Procès d’une catastrophe annoncée, donc, où vont s’affronter une procureure pugnace et informée (Véronique Pilia), et un avocat retors aux discours qu’il nous semble déjà avoir entendus quelque part (Jean-Louis Debard), sous l’œil d’un prévenu aussi absent que cynique (Bruno Boussagol), emblème de l’irresponsabilité, Très Haut Commissaire à l’Énergie Nucléaire Civile. "Irresponsabilité" pourrait d’ailleurs être le maître mot de la démonstration minutieuse à laquelle se livre la pièce, démontant la logique violente qui veut que nul n’assume un désastre couvert par "l’intérêt supérieur" de l’État. Il y a quelque chose de monstrueux dans l’arrogance de ceux qui savent tout mais ne prévoient rien. La suffisance des dominants échappant à tout jugement réduit à l’impuissance les vains efforts de ceux qui, à l’instar du Président du tribunal incarné par Patrick Gay-Dellile, essaient de mettre noms et visages sur la chaîne d’erreurs et d’imprévoyances... Là encore, toute ressemblance avec des situations existantes ou ayant existé n’est pas fortuite.

Pourtant, le dossier, auquel une narratrice (Noémie Ladouce) apporte tous les éléments manquants, s’avère lourd et pour cause : une dizaine de spécialistes ont apporté leur caution scientifique et juridique au texte de la pièce établi par Jean-Louis Debard.

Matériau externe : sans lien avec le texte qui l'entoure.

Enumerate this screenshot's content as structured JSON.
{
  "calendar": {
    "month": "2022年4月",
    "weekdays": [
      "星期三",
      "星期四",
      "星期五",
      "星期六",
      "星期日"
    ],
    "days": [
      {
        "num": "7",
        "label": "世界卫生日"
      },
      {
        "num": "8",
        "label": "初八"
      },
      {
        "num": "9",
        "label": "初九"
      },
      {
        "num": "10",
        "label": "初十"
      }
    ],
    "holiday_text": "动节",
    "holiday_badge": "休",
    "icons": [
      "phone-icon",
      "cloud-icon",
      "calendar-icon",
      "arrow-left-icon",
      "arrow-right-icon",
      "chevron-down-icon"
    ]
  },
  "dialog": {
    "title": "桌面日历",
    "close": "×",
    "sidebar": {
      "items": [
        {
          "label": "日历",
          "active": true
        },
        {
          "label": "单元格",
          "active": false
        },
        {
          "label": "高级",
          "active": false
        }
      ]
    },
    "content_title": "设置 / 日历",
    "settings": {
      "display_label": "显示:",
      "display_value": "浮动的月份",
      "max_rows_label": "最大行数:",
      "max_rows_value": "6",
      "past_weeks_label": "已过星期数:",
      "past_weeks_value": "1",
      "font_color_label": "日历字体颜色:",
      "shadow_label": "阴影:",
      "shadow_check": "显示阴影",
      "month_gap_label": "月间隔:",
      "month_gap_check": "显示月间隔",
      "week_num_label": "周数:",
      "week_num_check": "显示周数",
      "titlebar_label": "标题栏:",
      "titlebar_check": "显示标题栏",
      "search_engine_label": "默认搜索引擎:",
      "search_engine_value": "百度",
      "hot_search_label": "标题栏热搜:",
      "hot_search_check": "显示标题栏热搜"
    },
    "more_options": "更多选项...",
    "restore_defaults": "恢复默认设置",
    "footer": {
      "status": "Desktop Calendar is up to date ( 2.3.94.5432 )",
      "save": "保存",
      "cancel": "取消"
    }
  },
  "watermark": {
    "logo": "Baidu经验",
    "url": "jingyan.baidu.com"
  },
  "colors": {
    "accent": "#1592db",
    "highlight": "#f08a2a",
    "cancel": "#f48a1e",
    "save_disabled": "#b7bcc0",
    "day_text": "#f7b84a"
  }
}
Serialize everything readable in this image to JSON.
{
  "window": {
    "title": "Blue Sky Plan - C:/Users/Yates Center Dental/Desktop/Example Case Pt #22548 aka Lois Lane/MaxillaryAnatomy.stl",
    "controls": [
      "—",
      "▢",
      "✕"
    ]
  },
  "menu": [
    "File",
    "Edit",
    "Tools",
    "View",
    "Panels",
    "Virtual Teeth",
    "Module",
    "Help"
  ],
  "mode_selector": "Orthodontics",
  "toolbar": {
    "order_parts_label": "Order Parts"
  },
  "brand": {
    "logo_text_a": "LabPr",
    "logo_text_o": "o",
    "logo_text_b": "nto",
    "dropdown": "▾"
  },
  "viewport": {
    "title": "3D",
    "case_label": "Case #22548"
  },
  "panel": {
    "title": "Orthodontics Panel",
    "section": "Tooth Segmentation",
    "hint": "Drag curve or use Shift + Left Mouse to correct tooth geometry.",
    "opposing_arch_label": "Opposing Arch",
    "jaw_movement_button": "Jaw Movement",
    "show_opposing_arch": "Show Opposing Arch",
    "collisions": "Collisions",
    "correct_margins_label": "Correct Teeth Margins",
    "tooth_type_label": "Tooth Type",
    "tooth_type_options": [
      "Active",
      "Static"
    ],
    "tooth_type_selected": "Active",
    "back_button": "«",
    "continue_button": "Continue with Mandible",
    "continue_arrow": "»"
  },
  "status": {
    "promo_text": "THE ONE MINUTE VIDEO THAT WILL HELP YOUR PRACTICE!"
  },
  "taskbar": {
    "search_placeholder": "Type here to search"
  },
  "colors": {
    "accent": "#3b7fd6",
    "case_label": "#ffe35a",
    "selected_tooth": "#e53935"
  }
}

Mais un procès n’existe pas sans témoins ni jurés (et les jurés, c’est vous). Plus précisément, dans chaque ville où la pièce sera représentée, des victimes, ou "experts" du nucléaire viendront apporter leur contribution. Et c’est à la fin de la tournée, le 25 mai à Paris, que sera prononcé le verdict. Il va de soi que plus les contributions de témoins seront nombreuses, mieux il sera étayé ! Souhaitons donc que se multiplient les initiatives pour accueillir cet Impossible procès qui, plus qu’un spectacle, est un moment de théâtre citoyen se refusant à réduire le spectateur à la passivité.

Valérie de St Do

La tournée commence le 21 avril à Strasbourg pour passer par Kaysersberg, Bure (le 26 avril), Darnieulles, Golfech, Toulouse, Gaillac, Saintes, Colmar, Angoulême, Gap, Embrun… au total 25 représentations.